DNA sequences are composed of four nucleotides (Adenine = A, Cytosine = C, Thymine = T, Guanine = G). A common representation of a DNA sequence is a simple string, which is fine for short sequences but becomes memory-intensive for complete genomes. For instance, the human genome consists of about 3.2 billion base pairs, which equates to roughly 3GB if each nucleotide is stored as a byte. However, genomes contain various types of
repeated subsequences, and repetitive DNA sequences comprise approximately 50% of the human genome.
While there are many ways to take advantage of the redundant nature of genomic sequences, here I want to play with a simple implementation of a DNA sequence class in Scala that aims to store sequence data more efficiently by performing a run-length encoding. Apart from more complex repeats of sub-sequences, DNA sequences also contains many stretches of repeated nucleotide symbols. Here a fragment of
Escherichia coli:
TGGAAAGCAATGCCAGGCAGGGGCAGGTGGCCACCGTCCTCTCTGCCCCCG...
Instead of storing the sequence as a string with repeated characters a run-length encoding would store each character and the number of times it appears. This way a sequence such as GGCAGGGG could be represented as (G,2)(C,1)(A,1)(G,4). Since 4 nucleotides can be represented by 2 bits and most stretches of repeated characters are short (a 6 bit number should do), one could pack a run into one byte. But here I want to keep things super simple and represent a run by a case class
case class Run(symbol:Char, location:Int)

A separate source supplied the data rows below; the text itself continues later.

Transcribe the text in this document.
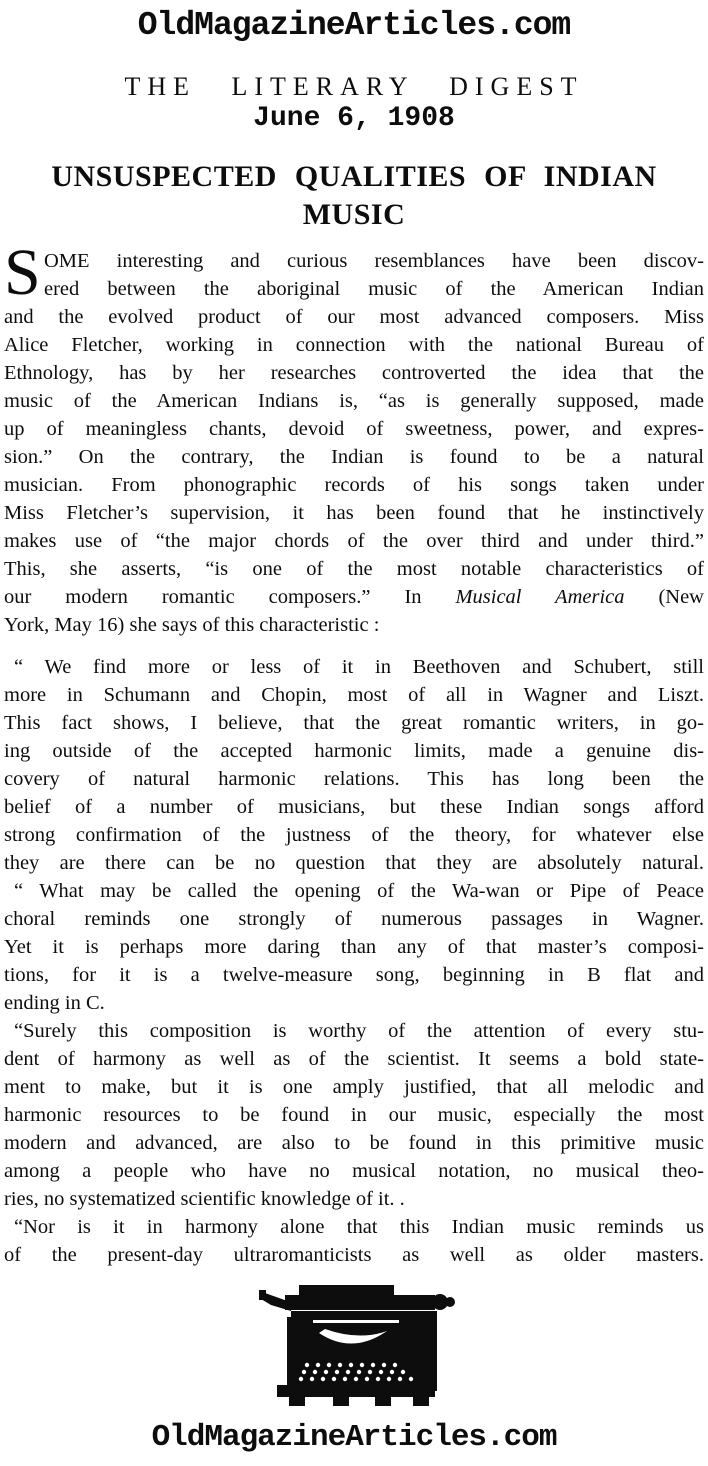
OldMagazineArticles.com
THE LITERARY DIGEST
June 6, 1908
UNSUSPECTED QUALITIES OF INDIAN
MUSIC
S OME interesting and curious resemblances have been discov-
ered between the aboriginal music of the American Indian
and the evolved product of our most advanced composers. Miss
Alice Fletcher, working in connection with the national Bureau of
Ethnology, has by her researches controverted the idea that the
music of the American Indians is, “as is generally supposed, made
up of meaningless chants, devoid of sweetness, power, and expres-
sion.” On the contrary, the Indian is found to be a natural
musician. From phonographic records of his songs taken under
Miss Fletcher’s supervision, it has been found that he instinctively
makes use of “the major chords of the over third and under third.”
This, she asserts, “is one of the most notable characteristics of
our modern romantic composers.” In Musical America (New
York, May 16) she says of this characteristic :
“ We find more or less of it in Beethoven and Schubert, still
more in Schumann and Chopin, most of all in Wagner and Liszt.
This fact shows, I believe, that the great romantic writers, in go-
ing outside of the accepted harmonic limits, made a genuine dis-
covery of natural harmonic relations. This has long been the
belief of a number of musicians, but these Indian songs afford
strong confirmation of the justness of the theory, for whatever else
they are there can be no question that they are absolutely natural.
“ What may be called the opening of the Wa-wan or Pipe of Peace
choral reminds one strongly of numerous passages in Wagner.
Yet it is perhaps more daring than any of that master’s composi-
tions, for it is a twelve-measure song, beginning in B flat and
ending in C.
“Surely this composition is worthy of the attention of every stu-
dent of harmony as well as of the scientist. It seems a bold state-
ment to make, but it is one amply justified, that all melodic and
harmonic resources to be found in our music, especially the most
modern and advanced, are also to be found in this primitive music
among a people who have no musical notation, no musical theo-
ries, no systematized scientific knowledge of it. .
“Nor is it in harmony alone that this Indian music reminds us
of the present-day ultraromanticists as well as older masters.
OldMagazineArticles.com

where symbol is the nucleotide symbol and location is the position of the first character of the run. Why storing the location of the nucleotide and not the number of repeats as suggested above? The reason is that we want to have random access on the encoded sequence. We need to be able to efficiently retrieve a symbol at a specific location in the genome. A run-length encoding would require a linear search of the runs to find the run that contains the location. Here we store the location directly and can infer the length of the run from the difference in the locations of two subsequent runs. To give an example: the sequence
symbols: GGCAGGGG
locations: 01234567
would be encoded as Run(G,0)Run(C,2)Run(A,3)Run(G,4). Before we look at the Scala code for the encoding let us add one refinement. You will notice that for the last run we actually don't know the run length, since there is no subsequent run with start position we could subtract from. To avoid this problem we add a terminator symbol '$' to the end of the sequence
symbols: GGCAGGGG$
locations: 012345678
and the encoding becomes Run(G,0)Run(C,2)Run(A,3)Run(G,4)Run($,8). Here the implementation of the function to encode a DNA sequence:
import scala.collection.immutable.Seq
def encode(dna: Iterable[Char]) = {
var runs = Seq(Run(dna.head, 0))
for ((s, p) <- (dna ++ Iterable('$')).zipWithIndex if runs.last.symbol != s)
runs :+= (Run(s, p))
runs
}
We will store a collection of runs as an immutable sequence and therefore import immutable.Seq. The encode function takes an Iterable over characters, which allows us to read a large genome from file without actually having to read it completely into memory first. The collection of runs is initialized with the first DNA symbol (dna.head) at location zero. Biologists actually use locations starting from 1 but we avoid this additional complexity here.
Before looping over the DNA symbols we add the sequence terminator '$' to the iterator (dna ++ Iterable('$')) and then zip with the symbol locations. In each iteration we test whether the last symbol in the runs collections is different from the current symbol (runs.last.symbol != s) and if that is the case, add a new run to the collection (runs :+= (Run(s, p)).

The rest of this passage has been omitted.